Performing under the "You Are Beautiful" sign was Beatles cover band, #9, an ensemble of local musicians featuring Matt Mays, Scott Woolgar, Brian Deer, Bill Mallers and Andy Teipen, who formed especially for the event.
The street theater was all part of a guerrilla marketing effort announcing this year's Tonic Ball, at which local bands will perform their favorite Beatles' songs to help fight hunger in Indianapolis. The rooftop concert, an obvious nod to the notorious scene from Let it Be, was the brainchild of Ken Honeywell, creative director at Well Done Marketing and founder of Tonic Ball, an event that over the past nine years has become one of Indy's most popular nights of music and art -- benefiting one of the city's best charitable causes, Second Helpings.
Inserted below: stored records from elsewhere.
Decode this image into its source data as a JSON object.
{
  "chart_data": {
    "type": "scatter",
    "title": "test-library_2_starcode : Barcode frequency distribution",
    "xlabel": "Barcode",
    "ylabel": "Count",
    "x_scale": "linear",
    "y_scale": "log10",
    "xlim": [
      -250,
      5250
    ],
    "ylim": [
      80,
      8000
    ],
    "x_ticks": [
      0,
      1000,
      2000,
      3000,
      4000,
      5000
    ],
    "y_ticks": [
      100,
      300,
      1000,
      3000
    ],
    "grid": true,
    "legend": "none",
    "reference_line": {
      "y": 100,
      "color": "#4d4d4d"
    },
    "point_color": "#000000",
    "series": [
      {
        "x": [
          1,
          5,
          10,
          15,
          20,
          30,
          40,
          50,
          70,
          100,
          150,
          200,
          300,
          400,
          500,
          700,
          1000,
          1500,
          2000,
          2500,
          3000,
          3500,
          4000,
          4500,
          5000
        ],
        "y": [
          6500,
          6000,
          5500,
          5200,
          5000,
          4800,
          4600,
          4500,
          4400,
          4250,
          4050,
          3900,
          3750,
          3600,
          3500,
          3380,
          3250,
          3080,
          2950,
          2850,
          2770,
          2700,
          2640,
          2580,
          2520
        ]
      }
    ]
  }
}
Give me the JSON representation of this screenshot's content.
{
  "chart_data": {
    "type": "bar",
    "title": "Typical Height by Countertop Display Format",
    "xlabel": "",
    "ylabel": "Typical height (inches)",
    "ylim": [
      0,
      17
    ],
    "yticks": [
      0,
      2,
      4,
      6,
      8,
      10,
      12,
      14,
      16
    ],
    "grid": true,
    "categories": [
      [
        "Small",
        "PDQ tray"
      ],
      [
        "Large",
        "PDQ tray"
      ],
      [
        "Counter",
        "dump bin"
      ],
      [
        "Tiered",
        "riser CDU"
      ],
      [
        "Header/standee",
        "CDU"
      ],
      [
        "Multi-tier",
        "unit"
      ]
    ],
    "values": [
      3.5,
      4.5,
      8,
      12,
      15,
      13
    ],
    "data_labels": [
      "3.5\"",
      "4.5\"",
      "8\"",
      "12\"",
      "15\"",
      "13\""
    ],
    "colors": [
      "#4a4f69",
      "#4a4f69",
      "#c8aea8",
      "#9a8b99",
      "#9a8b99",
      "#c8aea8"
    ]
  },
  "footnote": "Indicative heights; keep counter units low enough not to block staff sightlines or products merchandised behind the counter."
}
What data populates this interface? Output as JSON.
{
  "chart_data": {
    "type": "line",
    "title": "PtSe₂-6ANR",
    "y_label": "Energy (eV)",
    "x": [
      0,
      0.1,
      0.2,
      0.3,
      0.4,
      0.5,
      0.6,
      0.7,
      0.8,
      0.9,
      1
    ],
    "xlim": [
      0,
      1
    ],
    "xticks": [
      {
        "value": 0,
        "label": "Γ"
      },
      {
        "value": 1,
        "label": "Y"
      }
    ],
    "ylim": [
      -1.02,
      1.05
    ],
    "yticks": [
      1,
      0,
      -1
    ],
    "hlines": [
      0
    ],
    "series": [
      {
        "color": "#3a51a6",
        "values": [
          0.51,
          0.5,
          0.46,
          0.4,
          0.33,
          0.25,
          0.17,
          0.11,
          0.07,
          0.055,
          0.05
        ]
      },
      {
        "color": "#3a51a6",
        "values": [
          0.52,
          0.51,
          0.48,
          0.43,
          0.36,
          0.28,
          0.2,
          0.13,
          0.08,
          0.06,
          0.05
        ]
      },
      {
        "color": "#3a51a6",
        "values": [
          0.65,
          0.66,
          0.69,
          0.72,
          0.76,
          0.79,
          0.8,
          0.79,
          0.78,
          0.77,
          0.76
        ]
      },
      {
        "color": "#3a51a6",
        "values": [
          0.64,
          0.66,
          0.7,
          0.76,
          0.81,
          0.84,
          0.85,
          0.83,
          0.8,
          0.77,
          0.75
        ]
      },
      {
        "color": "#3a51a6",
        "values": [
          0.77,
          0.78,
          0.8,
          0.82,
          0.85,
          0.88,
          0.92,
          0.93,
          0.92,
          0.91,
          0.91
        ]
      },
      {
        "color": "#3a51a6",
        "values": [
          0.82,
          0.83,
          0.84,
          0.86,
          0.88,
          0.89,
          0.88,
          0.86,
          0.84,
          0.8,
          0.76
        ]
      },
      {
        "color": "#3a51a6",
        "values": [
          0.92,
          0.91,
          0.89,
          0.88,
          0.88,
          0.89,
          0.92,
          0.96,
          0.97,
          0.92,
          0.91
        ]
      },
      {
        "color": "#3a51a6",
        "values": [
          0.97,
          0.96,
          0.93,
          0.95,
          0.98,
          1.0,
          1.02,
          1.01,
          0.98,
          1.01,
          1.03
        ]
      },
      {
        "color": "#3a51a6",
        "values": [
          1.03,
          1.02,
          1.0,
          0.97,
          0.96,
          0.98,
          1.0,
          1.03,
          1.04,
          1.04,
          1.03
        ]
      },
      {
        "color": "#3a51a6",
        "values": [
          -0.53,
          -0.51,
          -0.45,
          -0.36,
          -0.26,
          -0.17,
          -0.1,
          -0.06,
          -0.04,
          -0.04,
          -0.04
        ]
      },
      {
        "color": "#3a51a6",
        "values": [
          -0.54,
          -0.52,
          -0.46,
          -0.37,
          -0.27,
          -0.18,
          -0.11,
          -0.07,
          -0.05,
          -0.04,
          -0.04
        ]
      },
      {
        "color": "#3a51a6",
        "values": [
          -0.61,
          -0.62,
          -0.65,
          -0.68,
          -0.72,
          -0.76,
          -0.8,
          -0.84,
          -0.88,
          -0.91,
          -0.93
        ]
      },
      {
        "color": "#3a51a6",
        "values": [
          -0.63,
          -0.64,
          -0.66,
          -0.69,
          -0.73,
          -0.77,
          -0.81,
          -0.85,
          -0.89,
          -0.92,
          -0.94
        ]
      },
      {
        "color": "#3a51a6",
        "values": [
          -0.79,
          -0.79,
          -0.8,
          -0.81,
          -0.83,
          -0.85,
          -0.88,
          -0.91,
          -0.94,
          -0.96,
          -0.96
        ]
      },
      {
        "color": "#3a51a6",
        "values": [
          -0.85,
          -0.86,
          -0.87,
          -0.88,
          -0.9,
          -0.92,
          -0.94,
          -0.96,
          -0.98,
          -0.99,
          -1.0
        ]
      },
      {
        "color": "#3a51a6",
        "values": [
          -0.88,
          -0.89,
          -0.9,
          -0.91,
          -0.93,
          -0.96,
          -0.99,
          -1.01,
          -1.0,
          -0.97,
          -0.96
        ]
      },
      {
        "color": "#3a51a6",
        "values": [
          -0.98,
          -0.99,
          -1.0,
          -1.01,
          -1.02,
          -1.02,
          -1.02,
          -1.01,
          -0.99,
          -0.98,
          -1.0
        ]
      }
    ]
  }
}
"We started Tonic because we wanted to do something that would start to cross-pollinate the local music scene and give back to the community -- and hunger was the most important issue we could think of." Honeywell told Indy Social Media. "We took the idea to Second Helpings, they loved it, and here we are -- year nine."
Every year the city's best musicians and artists donate their time and work to the community kitchen which converts surplus food from local restaurants and groceries into nutritious meals for thousands of hungry children and adults every day.
"Hunger isn't going away," Honeywell noted. "Sadly, the need for Second Helpings' services continues to grow. Second Helpings still does amazing work: feeding our hungriest neighbors and training underprivileged people for jobs in food service, all with food that was going to be thrown away."